It was in that moment that I remembered another time when I had felt like this. I had been much younger and was sitting beside my father, staring up at a vast dome that projected the night sky high over our heads. We were on one of our father-daughter dates, and this one would live in my memory long after the day had come and gone.

It was the 1980s, and my father and I were in the planetarium that used to be located at The Cincinnati Museum of Natural History and Planetarium, at the base of Mount Adams. Inside that wonderous building were so many treasures I remember from my childhood: The towering skeletons of long-extinct dinosaurs that paraded across the lobby, the statue of an indigenous Ohio hunter with a loincloth and spear that greeted visitors to the galleries, the giant stuffed polar bear with arms outstretched that stood safely behind glass, and of course, the dark, dank cave that thrilled me every time I visited with my family or on a school field trip. I'll always recall the sound of water dripping from the cool stone walls and the narrow passages that made you forget you were still inside. Outside the museum, a large woolly mammoth family stood near the building's entrance. That location is long since gone, but on that day in the 1980s, as the lights went down in the auditorium and we leaned back in our chairs, my father and I observed the heavens over our head. The constellations came to life. The Milky Way spread out like a blanket above us. That sense of exhilaration, of wonder, lit a spark in me that has continued to burn until this day. It ignited a curiosity about astronomy, science, and our place in the universe.

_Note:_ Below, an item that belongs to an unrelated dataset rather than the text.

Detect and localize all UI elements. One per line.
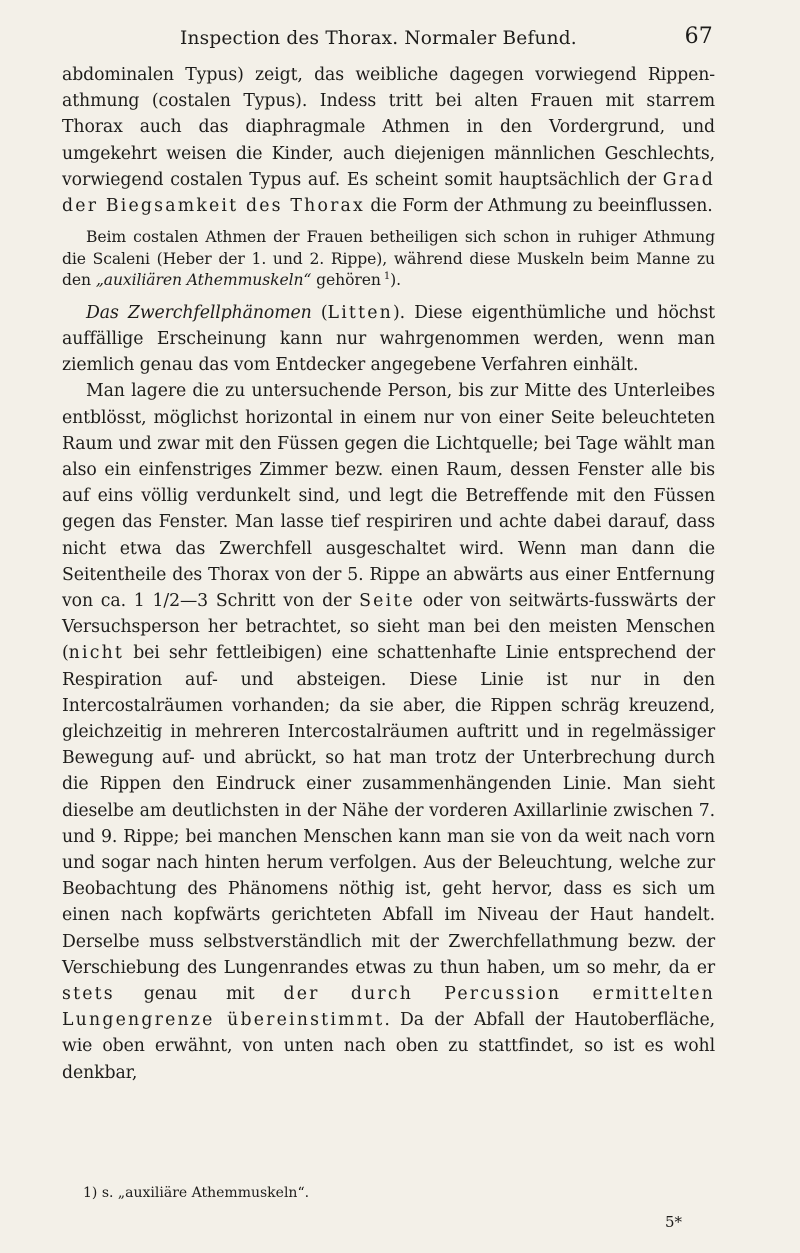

After our celestial show, my father and I went out for deep dish pizza. Sitting at a table at the local Uno's Pizzeria, my feet barely touching the floor, I chatted excitedly with my dad about what we had learned. I wanted to know more. I wanted to know what it was like to travel to space, how far we could go, if there was life on other planets, and if we traveled far enough, would we reach heaven? To me, the vastness of the universe was both magical and, at the same time, scary, and made me feel infinitesimal by comparison. Yet my wonder was immense, and these thoughts made me feel alive. This was one of the first conversations I remember having with my father about the mysteries and meaning of life. We would go on to have many more over the years.

Now, only a month since my father's passing, the same questions I had as a child have plagued me on a regular basis. While I no longer believe in heaven as an actual place, I do believe we "go on" in some way after we die, and that our souls continue to exist in some form. My brother recently reminded me that energy can neither be created nor destroyed, a law of science I find comforting. And when I close my eyes, I can still feel my dad's hand in my own. I can still hear his warm, gentle voice. I can still feel his presence. I find myself talking to him in the morning when I'm getting ready, or when I'm driving in the car during the day, or when I'm lying in bed at night. And I wonder, . . . where is he now? Because every fiber in me believes he is somewhere.

While we stared up at the sky and witnessed the miracle of the total eclipse on April 8, 2024, I wondered if perhaps he is there, in the stars, energy returned to nature, so far away, yet always with me.